The first adult to face criminal charges related to the teen rape case in Steubenville, Ohio, appeared in Jefferson County Court Wednesday afternoon. William Rhinaman, technology director at Steubenville City Schools, is charged with tampering with evidence, obstructing justice, and lying under oath. He was freed on $25,000 bond after pleading not guilty.
Charges against others could yet come, as a grand jury continues to investigate whether anyone broke laws in the aftermath of the case, in which two boys were found guilty last March of raping a 16-year-old girl about seven months before.
The case, in which images of the girl circulated on social media after the rapes, raised questions about whether some students and school officials tried to protect the boys because of their status as football players.
“Our goal remains to uncover the truth, and our investigation continues,” Ohio Attorney General Mike DeWine said in a statement Oct. 7.
The indictment offers another opportunity for the Steubenville case to spark commitment in schools to step up training so that adults know their responsibilities, and better yet, take a preventive approach to teen sexual violence, advocates and academic experts say.
“Sexual violence happens frequently, and having the support of the attorney general, having that grand jury… sends a strong message that it will be taken seriously and there will be strong consequences” when school officials violate laws in how they respond, says Katie Hanna, executive director of the Ohio Alliance to End Sexual Violence, based in Cleveland.
The Alliance is promoting an upcoming training for Ohio school athletics staff called Coaching Boys into Men, a curriculum developed by Futures Without Violence in San Francisco. The goal, Ms. Hanna says, is to “build a network of coaches around the state who say, ‘We don’t stand for that [sexual violence]. We know the victims are more important.’ ”
It’s important to highlight students and coaches who do the right thing, Hanna says. For instance, in Circleville, Ohio, a football player recently told an assistant coach that he overheard other players talking about a video of sex acts with a teen girl who didn’t know a recording was being made, according to the Columbus Dispatch. The school reported it to law enforcement and two football players were charged.
Nearly 1 in 10 youths ages 14 to 21 reported having forced some type of sexual contact, ranging from kissing to intercourse, on another person in their lifetime, according to a US survey of just over 1,000 people, published by JAMA Pediatrics.
As with bullying and other forms of violence, young people are not very likely to report sexual violence to school officials, either because they fear retribution or because they don’t believe the adults will respond effectively, says Usha Tummala-Narra, a psychologist, trauma expert, and professor at Boston College.

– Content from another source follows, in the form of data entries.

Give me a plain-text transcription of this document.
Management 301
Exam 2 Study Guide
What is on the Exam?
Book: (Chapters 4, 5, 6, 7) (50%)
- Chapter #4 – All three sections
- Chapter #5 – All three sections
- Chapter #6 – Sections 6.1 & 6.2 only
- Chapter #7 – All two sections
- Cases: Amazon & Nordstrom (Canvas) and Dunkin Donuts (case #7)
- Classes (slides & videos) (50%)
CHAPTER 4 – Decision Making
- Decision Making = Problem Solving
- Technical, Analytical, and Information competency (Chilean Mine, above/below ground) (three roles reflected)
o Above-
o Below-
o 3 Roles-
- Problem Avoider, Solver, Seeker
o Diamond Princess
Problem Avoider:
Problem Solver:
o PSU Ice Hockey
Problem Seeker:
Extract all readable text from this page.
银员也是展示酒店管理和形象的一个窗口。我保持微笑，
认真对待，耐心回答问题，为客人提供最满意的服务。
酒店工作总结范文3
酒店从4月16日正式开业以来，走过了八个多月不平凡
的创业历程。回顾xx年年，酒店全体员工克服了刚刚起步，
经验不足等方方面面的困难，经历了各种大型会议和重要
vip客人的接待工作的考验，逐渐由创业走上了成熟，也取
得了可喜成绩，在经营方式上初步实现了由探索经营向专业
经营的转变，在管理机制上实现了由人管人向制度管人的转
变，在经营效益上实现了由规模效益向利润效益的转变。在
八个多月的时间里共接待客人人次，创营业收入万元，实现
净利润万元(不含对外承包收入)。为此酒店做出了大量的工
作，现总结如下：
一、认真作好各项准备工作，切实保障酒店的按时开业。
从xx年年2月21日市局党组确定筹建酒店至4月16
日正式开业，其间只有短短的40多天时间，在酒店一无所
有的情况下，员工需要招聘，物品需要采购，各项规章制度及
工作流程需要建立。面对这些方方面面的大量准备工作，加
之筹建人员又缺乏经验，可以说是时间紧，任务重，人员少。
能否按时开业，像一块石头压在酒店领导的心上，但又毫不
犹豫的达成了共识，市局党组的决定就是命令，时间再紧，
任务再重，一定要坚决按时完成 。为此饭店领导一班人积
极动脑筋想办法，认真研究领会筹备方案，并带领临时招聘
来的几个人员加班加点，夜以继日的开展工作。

While some adults will take the initiative to earn the trust of students and help them, many others “are not necessarily open to hearing about abuse or violence,” she says, not because they don’t care, but because “they are often not given resources to know what to do with that information.”
Criminal indictments like the one in Steubenville can send a message, but they won’t change things unless they are accompanied by more support for educators, Professor Tummala-Narra says.
The Steubenville Board of Education said in an Oct. 8 statement that it would “continue to cooperate fully with law enforcement authorities in their on-going investigation” and that “Mr. Rhinaman will be placed on a leave of absence effective immediately, pending the outcome of the criminal case.”
The indictment alleges that Rhinaman tampered with evidence beginning the night of the rapes, which occurred after a party that involved heavy drinking, including by the victim, who became incapacitated. It also says he tried to stand in the way of an official’s work and tried to stop the prosecution of someone in the case.
Material from Associated Press was used in this report.